В том же самом году Михаил Беккер опубликовал книгу об истории русской женской лирики — "Поэтессы". Полонская рядом с Верой Инбер, Шагинян, Адалис и несколькими другими названа переходной фигурой в развитии нового сознания. В главе "На переломе" Беккер обращает свое внимание на Полонскую и Инбер и сравнивает их друг с другом. Несмотря на своеобразие и выразительность стихов Полонской, Беккер оценивает Инбер выше и именно за женственные черты ее поэзии. По его мнению, женственность — основа ее творчества. Он хвалит Инбер за "мягкость, игривость, эластичность" и теплоту.[32] Инбер улыбается, а у Полонской "суровый взор"; Инбер "легко несется по комнате", а у Полонской "решительная, мужественная походка"; "Инбер игрива, чуть-чуть кокетлива. Полонская чересчур прямолинейная".[33] Легкое презрение к старому миру у Инбер сравнивается с глубокой ненавистью у Полонской. Книга Беккера прежде всего является протестом против того, что он называет "женским нигилизмом... (который) всерьез полагает, что единственным средством эмансипации является присвоение женщиной атрибутов мужского туалета и ограничение функций, предопределенных ее природой".[34] Цолонская, хотя она несомненно талантлива, слишком близка к этой тенденции для Беккера. Ему легче одобрить Инбер, конструктивизм которой, по его словам, даже "какой-то особый, свободный от его крайностей, я бы сказал, женственный".[35]

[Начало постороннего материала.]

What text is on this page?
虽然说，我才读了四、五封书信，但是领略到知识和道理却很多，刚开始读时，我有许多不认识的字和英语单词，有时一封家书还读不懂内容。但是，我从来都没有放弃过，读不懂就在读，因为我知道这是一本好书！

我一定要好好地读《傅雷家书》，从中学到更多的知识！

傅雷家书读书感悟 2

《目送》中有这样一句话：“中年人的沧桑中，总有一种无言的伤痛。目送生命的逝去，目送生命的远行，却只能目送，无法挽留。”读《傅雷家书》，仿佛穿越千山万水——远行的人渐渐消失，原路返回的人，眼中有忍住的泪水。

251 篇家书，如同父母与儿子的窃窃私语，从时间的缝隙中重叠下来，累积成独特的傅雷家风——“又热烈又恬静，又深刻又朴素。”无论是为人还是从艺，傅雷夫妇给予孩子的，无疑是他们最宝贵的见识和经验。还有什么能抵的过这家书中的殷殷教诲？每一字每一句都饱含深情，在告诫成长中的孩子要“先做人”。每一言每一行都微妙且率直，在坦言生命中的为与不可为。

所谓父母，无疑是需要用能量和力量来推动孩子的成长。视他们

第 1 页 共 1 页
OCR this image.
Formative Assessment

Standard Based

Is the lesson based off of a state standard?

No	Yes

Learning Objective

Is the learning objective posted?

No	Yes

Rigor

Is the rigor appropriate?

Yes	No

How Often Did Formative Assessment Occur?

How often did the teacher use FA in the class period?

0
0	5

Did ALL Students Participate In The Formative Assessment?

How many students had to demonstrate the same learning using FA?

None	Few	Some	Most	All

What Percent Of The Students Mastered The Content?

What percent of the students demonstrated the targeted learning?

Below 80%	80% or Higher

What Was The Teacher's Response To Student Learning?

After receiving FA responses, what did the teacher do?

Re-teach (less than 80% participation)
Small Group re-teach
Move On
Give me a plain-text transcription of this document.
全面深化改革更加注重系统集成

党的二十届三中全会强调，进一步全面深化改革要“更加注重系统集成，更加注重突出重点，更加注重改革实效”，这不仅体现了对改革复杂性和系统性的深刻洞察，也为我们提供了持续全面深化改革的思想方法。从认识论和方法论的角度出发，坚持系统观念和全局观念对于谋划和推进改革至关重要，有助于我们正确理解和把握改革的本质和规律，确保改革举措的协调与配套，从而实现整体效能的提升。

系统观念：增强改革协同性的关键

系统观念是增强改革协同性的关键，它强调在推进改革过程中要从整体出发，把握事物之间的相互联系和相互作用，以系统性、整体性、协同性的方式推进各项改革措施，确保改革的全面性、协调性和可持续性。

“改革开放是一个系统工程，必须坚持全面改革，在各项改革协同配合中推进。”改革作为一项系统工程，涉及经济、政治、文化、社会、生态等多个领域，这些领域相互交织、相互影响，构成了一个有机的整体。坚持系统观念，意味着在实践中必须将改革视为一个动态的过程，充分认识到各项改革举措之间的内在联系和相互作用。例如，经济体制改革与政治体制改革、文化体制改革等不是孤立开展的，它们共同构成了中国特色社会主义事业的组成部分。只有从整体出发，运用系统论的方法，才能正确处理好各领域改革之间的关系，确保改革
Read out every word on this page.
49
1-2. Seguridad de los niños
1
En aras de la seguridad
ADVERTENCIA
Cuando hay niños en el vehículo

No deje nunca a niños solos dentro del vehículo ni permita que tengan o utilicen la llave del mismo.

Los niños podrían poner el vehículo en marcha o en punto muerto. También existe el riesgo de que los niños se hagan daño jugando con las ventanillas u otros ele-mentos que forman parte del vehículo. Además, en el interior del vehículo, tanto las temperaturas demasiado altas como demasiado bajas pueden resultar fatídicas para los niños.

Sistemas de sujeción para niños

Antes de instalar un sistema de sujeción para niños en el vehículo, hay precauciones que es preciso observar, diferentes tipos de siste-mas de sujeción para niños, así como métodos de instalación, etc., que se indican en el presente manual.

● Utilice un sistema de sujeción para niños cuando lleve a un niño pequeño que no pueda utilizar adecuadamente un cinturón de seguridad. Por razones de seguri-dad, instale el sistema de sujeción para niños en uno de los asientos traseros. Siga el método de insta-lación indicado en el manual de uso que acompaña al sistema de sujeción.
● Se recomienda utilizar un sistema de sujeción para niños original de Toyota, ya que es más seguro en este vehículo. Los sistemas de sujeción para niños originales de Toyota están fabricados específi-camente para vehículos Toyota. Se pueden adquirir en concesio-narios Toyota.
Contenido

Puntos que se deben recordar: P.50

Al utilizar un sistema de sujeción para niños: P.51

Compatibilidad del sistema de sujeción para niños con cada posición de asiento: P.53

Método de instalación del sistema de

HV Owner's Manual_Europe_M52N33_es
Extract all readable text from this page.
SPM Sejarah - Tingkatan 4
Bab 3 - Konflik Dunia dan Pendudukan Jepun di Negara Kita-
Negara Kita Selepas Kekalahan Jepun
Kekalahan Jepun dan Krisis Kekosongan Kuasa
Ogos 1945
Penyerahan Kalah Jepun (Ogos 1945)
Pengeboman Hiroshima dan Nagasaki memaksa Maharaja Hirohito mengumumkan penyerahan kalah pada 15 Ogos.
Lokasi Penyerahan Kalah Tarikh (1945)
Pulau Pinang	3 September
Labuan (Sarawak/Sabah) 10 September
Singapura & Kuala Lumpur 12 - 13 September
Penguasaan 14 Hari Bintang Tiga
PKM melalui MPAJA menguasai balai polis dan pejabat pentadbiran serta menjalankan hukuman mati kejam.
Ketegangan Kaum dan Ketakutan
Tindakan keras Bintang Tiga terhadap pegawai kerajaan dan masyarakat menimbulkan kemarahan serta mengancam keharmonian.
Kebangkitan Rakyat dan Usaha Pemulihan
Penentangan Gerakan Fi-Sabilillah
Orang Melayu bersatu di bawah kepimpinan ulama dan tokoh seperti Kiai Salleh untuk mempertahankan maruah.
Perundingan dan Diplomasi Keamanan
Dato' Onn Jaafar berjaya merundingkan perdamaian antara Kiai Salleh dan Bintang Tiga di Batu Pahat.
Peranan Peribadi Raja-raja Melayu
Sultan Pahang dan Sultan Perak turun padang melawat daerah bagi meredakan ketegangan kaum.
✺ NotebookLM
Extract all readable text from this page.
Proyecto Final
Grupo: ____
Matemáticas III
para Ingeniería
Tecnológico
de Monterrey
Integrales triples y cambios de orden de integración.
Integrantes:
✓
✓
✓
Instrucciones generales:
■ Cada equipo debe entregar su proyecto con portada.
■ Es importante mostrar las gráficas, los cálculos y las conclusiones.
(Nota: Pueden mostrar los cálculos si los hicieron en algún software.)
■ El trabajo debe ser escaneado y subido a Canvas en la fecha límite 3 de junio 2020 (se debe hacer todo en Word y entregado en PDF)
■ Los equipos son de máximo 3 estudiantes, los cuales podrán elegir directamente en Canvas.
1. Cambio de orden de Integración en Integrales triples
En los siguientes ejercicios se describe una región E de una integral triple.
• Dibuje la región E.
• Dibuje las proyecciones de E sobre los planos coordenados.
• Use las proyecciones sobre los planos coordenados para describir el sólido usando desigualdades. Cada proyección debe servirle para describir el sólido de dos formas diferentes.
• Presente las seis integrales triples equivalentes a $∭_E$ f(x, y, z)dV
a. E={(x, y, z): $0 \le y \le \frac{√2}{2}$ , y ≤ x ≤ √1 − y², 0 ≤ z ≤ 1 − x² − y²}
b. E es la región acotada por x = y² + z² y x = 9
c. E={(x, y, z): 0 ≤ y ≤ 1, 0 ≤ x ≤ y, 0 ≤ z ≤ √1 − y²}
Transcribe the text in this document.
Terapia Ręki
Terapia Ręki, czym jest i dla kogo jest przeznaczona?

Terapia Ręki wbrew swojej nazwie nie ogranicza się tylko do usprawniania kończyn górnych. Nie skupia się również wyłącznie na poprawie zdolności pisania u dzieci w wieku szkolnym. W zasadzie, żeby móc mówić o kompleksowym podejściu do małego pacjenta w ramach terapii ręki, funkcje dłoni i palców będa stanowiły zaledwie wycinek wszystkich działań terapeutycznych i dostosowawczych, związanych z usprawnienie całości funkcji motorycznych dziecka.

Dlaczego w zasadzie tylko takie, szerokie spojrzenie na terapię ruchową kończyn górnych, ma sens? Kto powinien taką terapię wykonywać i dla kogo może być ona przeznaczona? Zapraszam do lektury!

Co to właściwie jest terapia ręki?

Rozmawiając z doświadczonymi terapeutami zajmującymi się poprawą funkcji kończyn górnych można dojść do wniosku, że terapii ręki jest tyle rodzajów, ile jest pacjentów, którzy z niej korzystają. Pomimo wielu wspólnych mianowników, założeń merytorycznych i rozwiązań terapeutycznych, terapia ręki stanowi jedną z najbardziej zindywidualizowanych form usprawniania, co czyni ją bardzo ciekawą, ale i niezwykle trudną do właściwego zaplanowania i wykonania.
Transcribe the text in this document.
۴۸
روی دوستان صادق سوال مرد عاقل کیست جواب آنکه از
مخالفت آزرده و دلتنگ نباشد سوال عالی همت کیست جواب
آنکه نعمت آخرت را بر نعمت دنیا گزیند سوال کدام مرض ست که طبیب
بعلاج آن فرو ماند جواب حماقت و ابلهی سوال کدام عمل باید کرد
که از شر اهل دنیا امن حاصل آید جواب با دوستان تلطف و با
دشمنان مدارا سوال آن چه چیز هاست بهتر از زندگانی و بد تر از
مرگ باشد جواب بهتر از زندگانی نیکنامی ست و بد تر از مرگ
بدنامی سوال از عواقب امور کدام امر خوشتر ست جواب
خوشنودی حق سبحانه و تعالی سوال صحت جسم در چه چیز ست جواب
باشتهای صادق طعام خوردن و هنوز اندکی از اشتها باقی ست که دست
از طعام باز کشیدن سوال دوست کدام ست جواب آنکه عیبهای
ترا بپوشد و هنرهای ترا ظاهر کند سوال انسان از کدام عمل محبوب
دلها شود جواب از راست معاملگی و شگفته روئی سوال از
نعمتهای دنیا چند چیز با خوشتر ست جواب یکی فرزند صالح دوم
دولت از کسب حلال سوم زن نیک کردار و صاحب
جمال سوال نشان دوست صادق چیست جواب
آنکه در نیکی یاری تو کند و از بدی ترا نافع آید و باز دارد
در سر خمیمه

В то время как в ранних двадцатых годах явная женственность считается недостатком у женщины-поэта, после 1929 года это качество восхваляется, а отсутствие его вызывает неодобрение. Этот факт совпадает с социально-политической переменой в советской действительности, касающейся "женского вопроса". В это время под официальным давлением проводилась кампания поощрения стабильности семьи и утверждения роли женщин как матерей советских граждан. В статье 1933 года Вера Инбер защищает идею "женской лирики" как особой категории поэзии, потому что материнство, опыт специфически женский, будет продолжаться даже в бесклассовом обществе. — По мнению Инбер, основная задача женской лирики: "дать старому биологическому понятию 'женщина новый социологический эквивалент, сделать это с подлинным поэтическим мастерством... Тогда 'женские стихи' навсегда потеряют те оскорбительные кавычка, с которыми обычно этот термин пишется, произносится и, главное, мыслится".[36]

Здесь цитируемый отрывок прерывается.